I doubt the specific allusions are there somehow... though the general point about 1970s anxiety that the rules have changed and the elite don't know what the new ones are or indeed are unable to conceive that there could be new ones applies just as much to the military as to any other area of society. Indeed, it applies to the BBC which is closest to home, and unable at the time to break the damaging industrial relations cycle which caused more of this episode than planned to be shot on location.

Posted by: daniel_saunders (daniel_saunders)
Posted at: July 16th, 2011 10:26 pm (UTC)
Me

I've always liked The Invasion of Time. It has flaws, but they are outnumbered by its strengths, particularly the extraordinarily brave opening episodes, taking the idea behind the first cliff-hanger to The Deadly Assassin and running with it for fifty minutes. Even the 'dark Doctor' of the McCoy era was never this dark, although the second Doctor came close a couple of times.

I'm not sure what you're referring to regarding "the limitations of the welfare state" and I've never noticed Stor's "noticeably different" mask! Perhaps I'm just unobservant.

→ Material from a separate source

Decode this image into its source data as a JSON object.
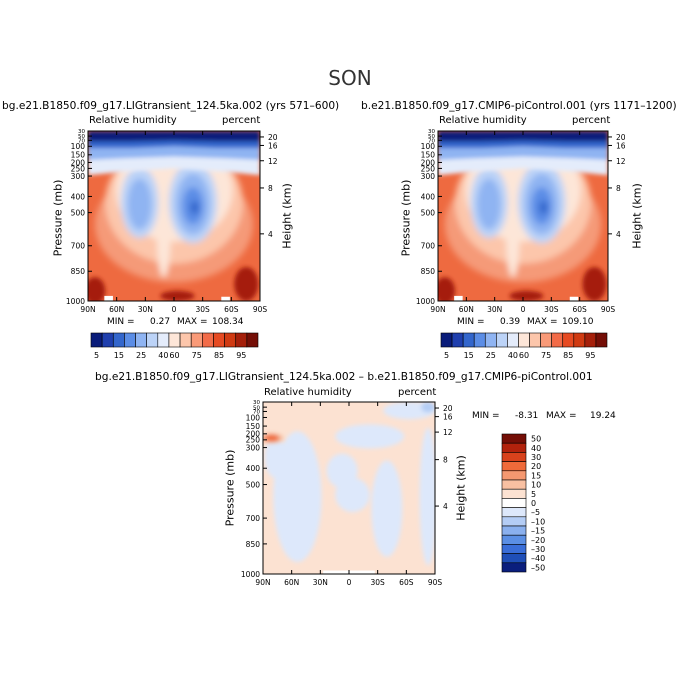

You didn't mention the TARDIS interiors; I know lots of fans hate them, but they seem perfectly in keeping to me. And fun too - a dirty word in the eighties, but rehabilitated by Davies and Moffat.

Btw, slightly confused about your link on Facebook. Is that site just for selected posts from here? Or am I missing something?

Posted by: daniel_saunders (daniel_saunders)
Posted at: July 16th, 2011 10:29 pm (UTC)
Me

Oh, but you're right that the ending is rubbish. The Doctor gets a big gun and shoots everyone? Ugh. "Doctor Who died for me today" etc. At the very least, a Time Lord gun should do something interesting, like wind time backwards or remove people from the timeline (cf. The War Games).

Posted by: sharaz_jek (sharaz_jek)
Posted at: July 23rd, 2011 05:37 pm (UTC)

or remove people from the timeline

Whoever wrote its entry in The Book of the War had similar thoughts.

Posted by: parrot_knight (parrot_knight)
Posted at: July 17th, 2011 12:44 am (UTC)

My Dreamwidth blog is basically a clone of this one, though I post from there; it also seems less prone to spamming!

Posted by: parrot_knight (parrot_knight)
Posted at: July 17th, 2011 12:57 am (UTC)

The 'limitations of the welfare state' is my take on Gallifrey's cradle-to-grave support for the Time Lords. Rodan has never needed to fend for herself and is entirely unprepared for the collapse of her society - this reminds me of Survivors and the survivalist subtext of some 1970s environmentalism.